Now comes the part where I admit that I saved this review for the end of the week because I still can't quite figure out how to describe the feeling of this product. In the jar it is a white and waxy appearing solid. It breaks apart very easily with your fingers, and it then feels like a dry-ish cream with a little wax in it (really, this is the best I could do, so I hope that makes some sense). As you rub it in, your body heat with quickly melt the product and it feels like a slightly waxy lotion, though not as wet, when it is sinking in to your skin. Sometimes (when it is cold out) it will feel a bit grainy (like you got sand in it), but if you keep rubbing those sandy bits will also melt away very quickly. It does leave a moisturizing residue on the skin, which is all of those occlusive moisturizing ingredients. So, I wouldn't put it on my face (definitely can't put makeup on over it, though FAB says it is fine for the face), and it makes doing things like turning on a table lamp a bit... slippery for about 5 minutes.
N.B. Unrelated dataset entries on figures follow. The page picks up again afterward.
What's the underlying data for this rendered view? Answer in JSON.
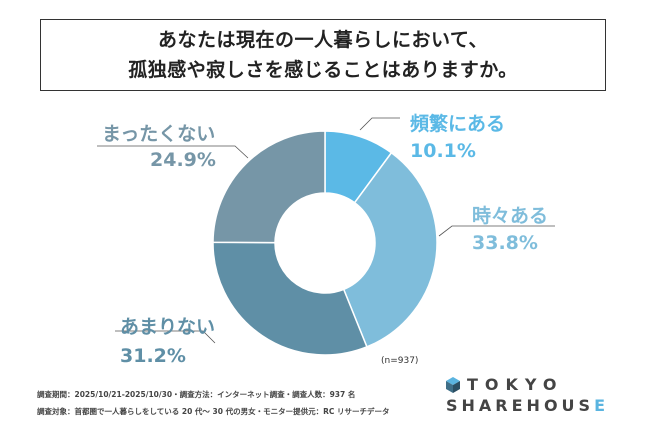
{
  "title": {
    "line1": "あなたは現在の一人暮らしにおいて、",
    "line2": "孤独感や寂しさを感じることはありますか。"
  },
  "chart_data": {
    "type": "pie",
    "donut": true,
    "categories": [
      "頻繁にある",
      "時々ある",
      "あまりない",
      "まったくない"
    ],
    "values": [
      10.1,
      33.8,
      31.2,
      24.9
    ],
    "value_labels": [
      "10.1%",
      "33.8%",
      "31.2%",
      "24.9%"
    ],
    "colors": [
      "#5bb9e6",
      "#7fbddb",
      "#5f8fa6",
      "#7696a7"
    ],
    "label_colors": [
      "#5bb9e6",
      "#7fbddb",
      "#5f8fa6",
      "#7696a7"
    ],
    "start_angle_deg": 0,
    "direction": "clockwise"
  },
  "note": "(n=937)",
  "footer": {
    "line1": "調査期間：2025/10/21-2025/10/30・調査方法：インターネット調査・調査人数：937 名",
    "line2": "調査対象：首都圏で一人暮らしをしている 20 代～ 30 代の男女・モニター提供元：RC リサーチデータ"
  },
  "logo": {
    "top": "TOKYO",
    "bottom_main": "SHAREHOUS",
    "bottom_accent": "E"
  },
  "icons": {
    "logo_mark": "cube-icon"
  }
}
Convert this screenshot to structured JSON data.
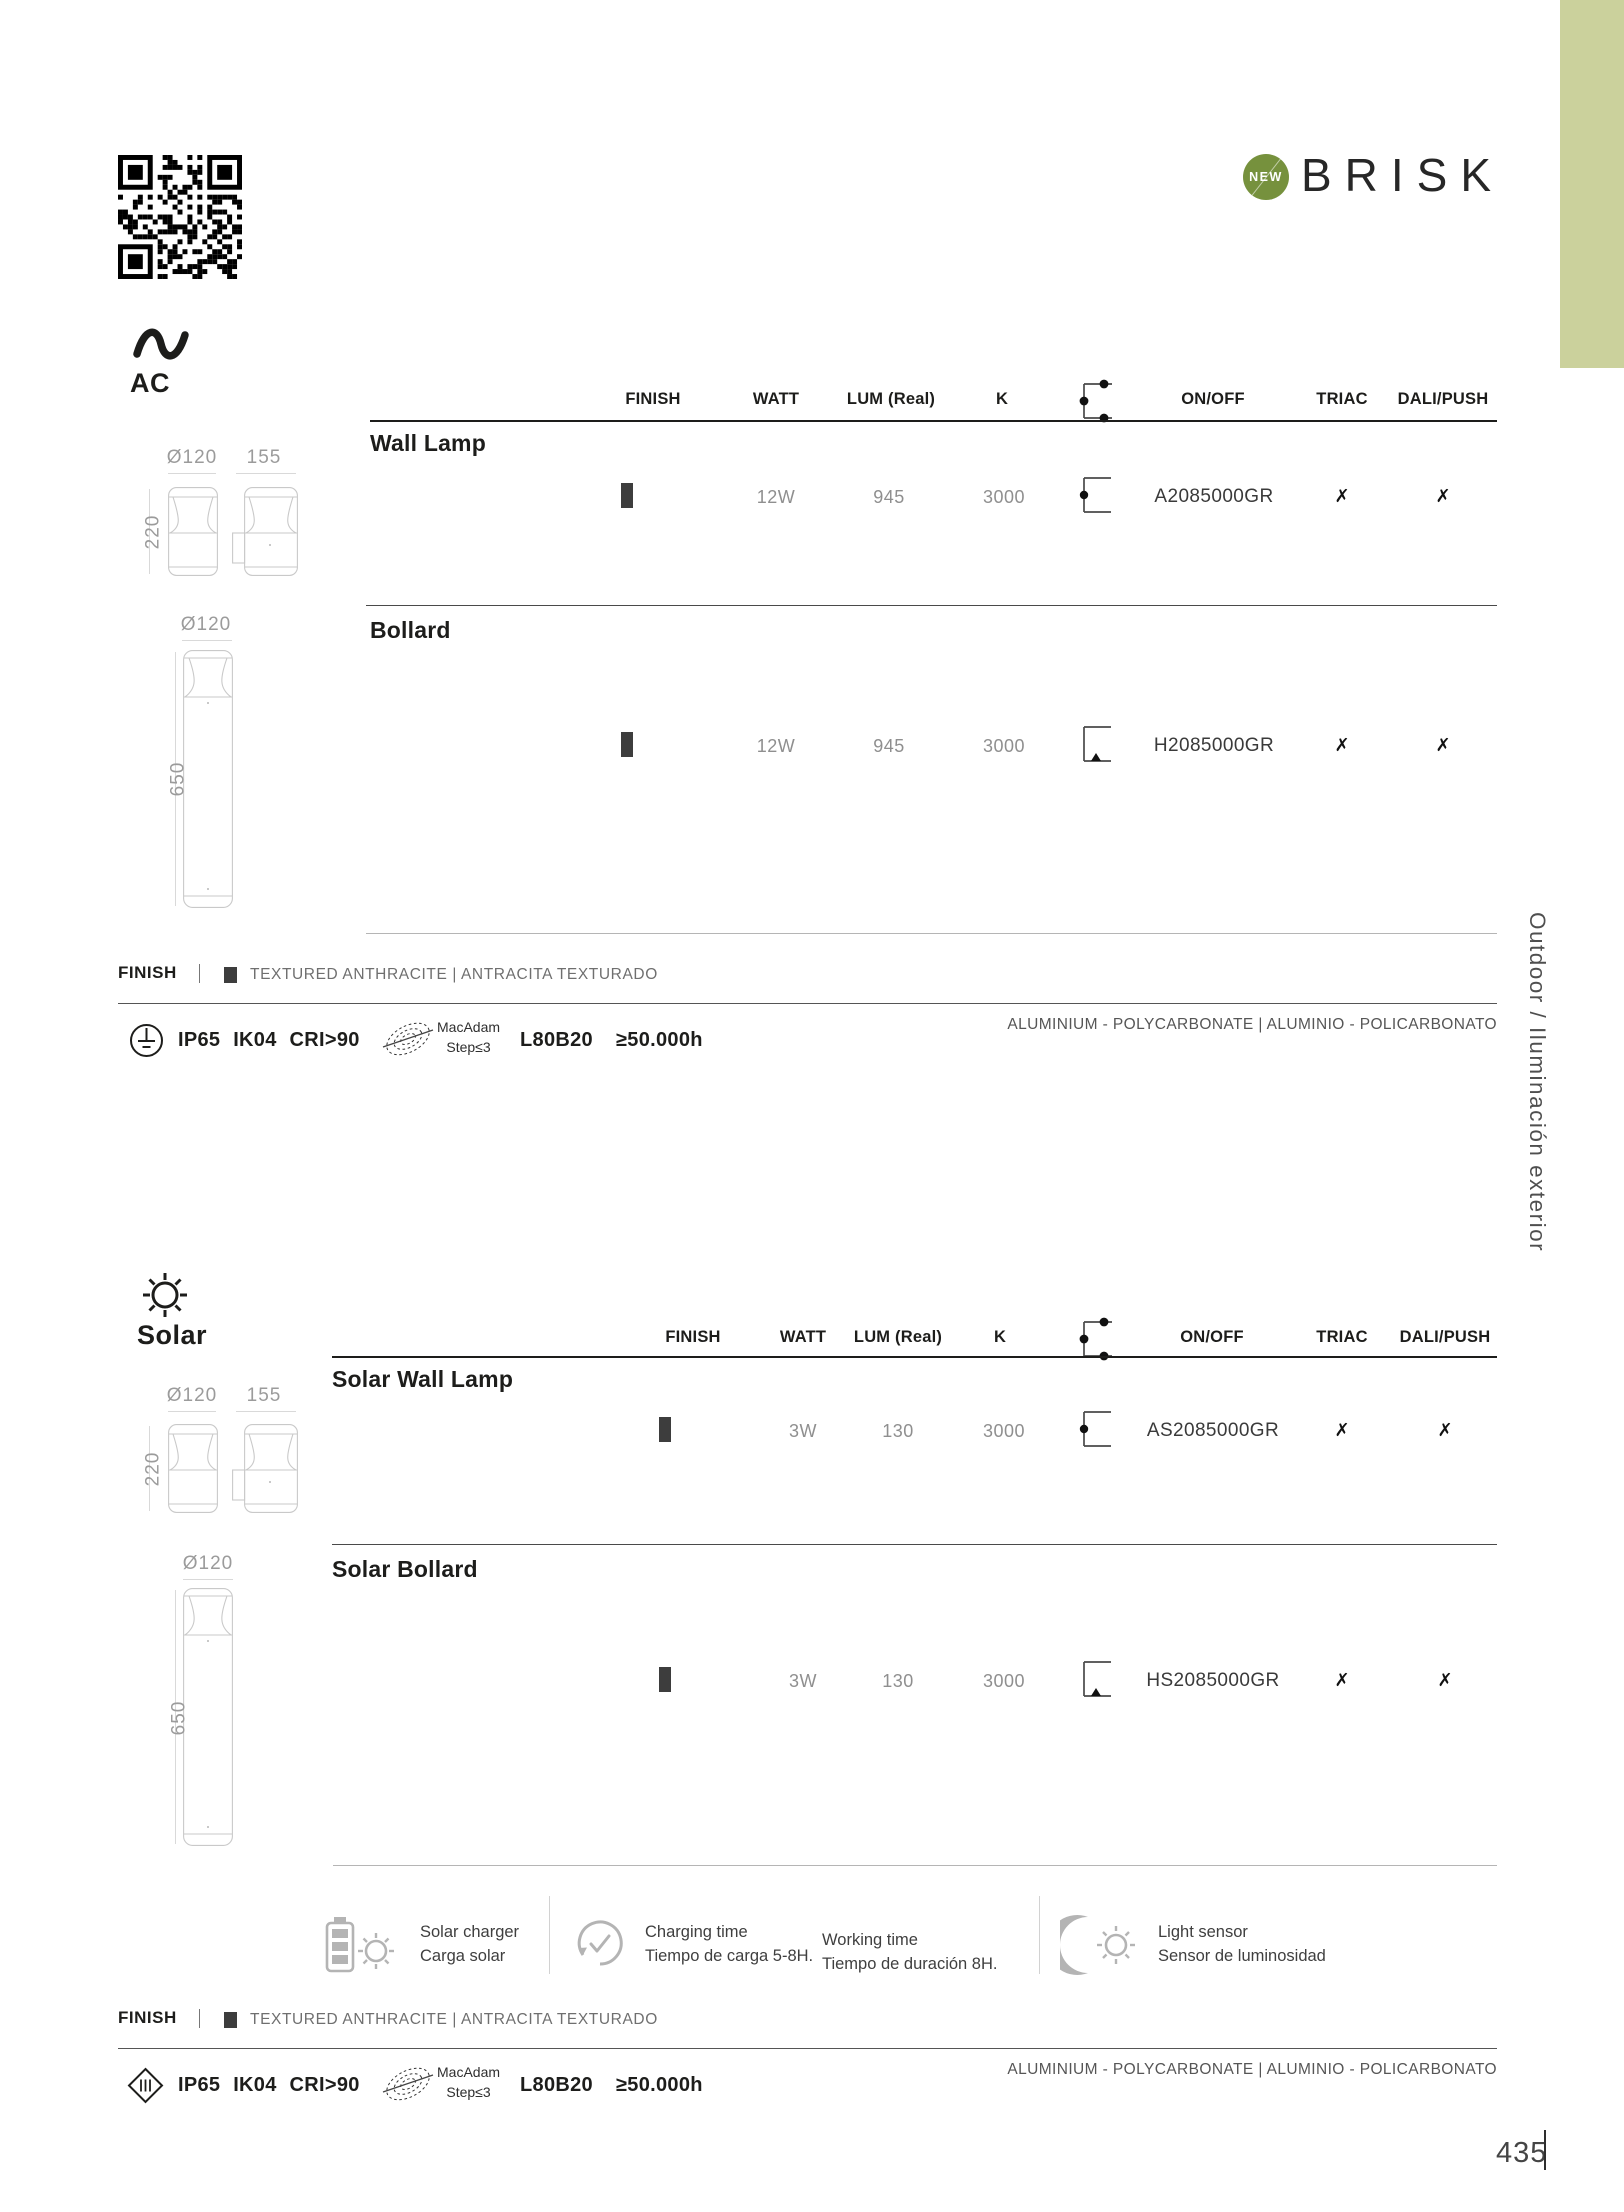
{
  "brand": {
    "badge": "NEW",
    "name": "BRISK"
  },
  "sidebar": {
    "vertical_text": "Outdoor / Iluminación exterior"
  },
  "page": {
    "number": "435"
  },
  "table": {
    "finish": "FINISH",
    "watt": "WATT",
    "lum": "LUM (Real)",
    "k": "K",
    "onoff": "ON/OFF",
    "triac": "TRIAC",
    "dali": "DALI/PUSH"
  },
  "ac": {
    "label": "AC",
    "wall": {
      "title": "Wall Lamp",
      "dia": "Ø120",
      "depth": "155",
      "height": "220",
      "watt": "12W",
      "lum": "945",
      "k": "3000",
      "code": "A2085000GR",
      "triac": "✗",
      "dali": "✗"
    },
    "bollard": {
      "title": "Bollard",
      "dia": "Ø120",
      "height": "650",
      "watt": "12W",
      "lum": "945",
      "k": "3000",
      "code": "H2085000GR",
      "triac": "✗",
      "dali": "✗"
    },
    "finish": {
      "label": "FINISH",
      "value": "TEXTURED ANTHRACITE | ANTRACITA TEXTURADO"
    },
    "specs": {
      "ratings": "IP65 IK04 CRI>90",
      "macadam_1": "MacAdam",
      "macadam_2": "Step≤3",
      "lumen": "L80B20",
      "hours": "≥50.000h",
      "materials": "ALUMINIUM - POLYCARBONATE | ALUMINIO - POLICARBONATO"
    }
  },
  "solar": {
    "label": "Solar",
    "wall": {
      "title": "Solar Wall Lamp",
      "dia": "Ø120",
      "depth": "155",
      "height": "220",
      "watt": "3W",
      "lum": "130",
      "k": "3000",
      "code": "AS2085000GR",
      "triac": "✗",
      "dali": "✗"
    },
    "bollard": {
      "title": "Solar Bollard",
      "dia": "Ø120",
      "height": "650",
      "watt": "3W",
      "lum": "130",
      "k": "3000",
      "code": "HS2085000GR",
      "triac": "✗",
      "dali": "✗"
    },
    "features": {
      "charger_1": "Solar charger",
      "charger_2": "Carga solar",
      "charging_1": "Charging time",
      "charging_2": "Tiempo de carga 5-8H.",
      "working_1": "Working time",
      "working_2": "Tiempo de duración 8H.",
      "sensor_1": "Light sensor",
      "sensor_2": "Sensor de luminosidad"
    },
    "finish": {
      "label": "FINISH",
      "value": "TEXTURED ANTHRACITE | ANTRACITA TEXTURADO"
    },
    "specs": {
      "ratings": "IP65 IK04 CRI>90",
      "macadam_1": "MacAdam",
      "macadam_2": "Step≤3",
      "lumen": "L80B20",
      "hours": "≥50.000h",
      "materials": "ALUMINIUM - POLYCARBONATE | ALUMINIO - POLICARBONATO"
    }
  },
  "colors": {
    "accent_green": "#76913d",
    "sidebar_bar": "#cbd19c",
    "anthracite": "#3d3d3d"
  }
}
It smells a little medicinal, I can smell the eucalyptus oil and maybe a little peppermint as well (though that isn't in there), but the smell is very subtle and I can't notice it after about 5 minutes or so.

Ingredients:
Colloidal Oatmeal, Water/Aqua/Eau, Carthamus Tinctorius (Safflower) Seed Oil, Beeswax (Cera Alba), Butyrospermum Parkii (Shea) Butter, Prunus Amygdalus Dulcis (Sweet Almond) Oil, Theobroma Cacao (Cocoa) Seed Butter, Glycerin, Triticum Vulgare (Wheat) Germ Oil, Urea, Dimethicone, Phenoxyethanol, Caprylyl Glycol, Allantoin, Chrysanthemum Parthenium (Feverfew) Extract, Camellia Sinensis (White Tea) Leaf Extract, Glycyrrhiza Glabra (Licorice) Root Extract, Eucalyptus Globulus Leaf Oil, Ceramide 3


• Colloidal Oatmeal: I think it's rather telling that the #1 ingredient is Oats, which shows antioxidant activity, inhibits prostaglandins (anti-inflammatory activity) and works to clean the skin when used in cleansers.
• Safflower Seed Oil: Occlusive moisturizer, contains linoleic acid, an essential fatty acid
• Beeswax: Occlusive
• Shea Butter: Emollient
• Sweet Almond Oil: Emollient
Cocoa) Seed Butter
• Glycerin: Humectant
• Wheat Germ Oil: Emollient
• Urea: Helps with hydration but can penetrate down into the skin and help exfoliate.
• Caprylyl Glycol: Emollient
• Allantoin: Moisturizing, helps to slough dead skin cells and anti-inflammatory all at once!
• Feverfew: Anti-inflammatory that also helps to decrease redness
• White Tea Extract: Contains polyphenols, which are known for their antioxidant and anti-inflammatory properties, though they even suppress cancer. While most of the research into these effects used intake of the polyphenols rather than topical use, "most researchers agree that tea (black, green, or white) has potent anti-inflammatory properties and that it is a potent antioxidant whether consumed orally or applied topically"
• Licorice Root: Helps to decrease melanin production, so can help with hyperpigmentation
• Ceramide 3: Emollient

I do notice a difference in my skin with just 1 use, though it seems best when I use it a few times a day for several days in a row. With all of the occlusives in the mix, this is best used after your hands are wet, so I tend to leave it next to my sink and use it right after washing. I will often get little areas of eczema during the winter (the harsh midwest winter and tons of extra hand washing due to the RSV and Flu seasons at work), but I've been using this on any dry patches that crop up and I haven't used any steroid cream all winter, which is quite a feat!

First Aid Beauty

1 comment:

magstermash said...

Maybe pop it in the microwave for a few seconds? That was a trick I learned for when I used 100% shea butter balms.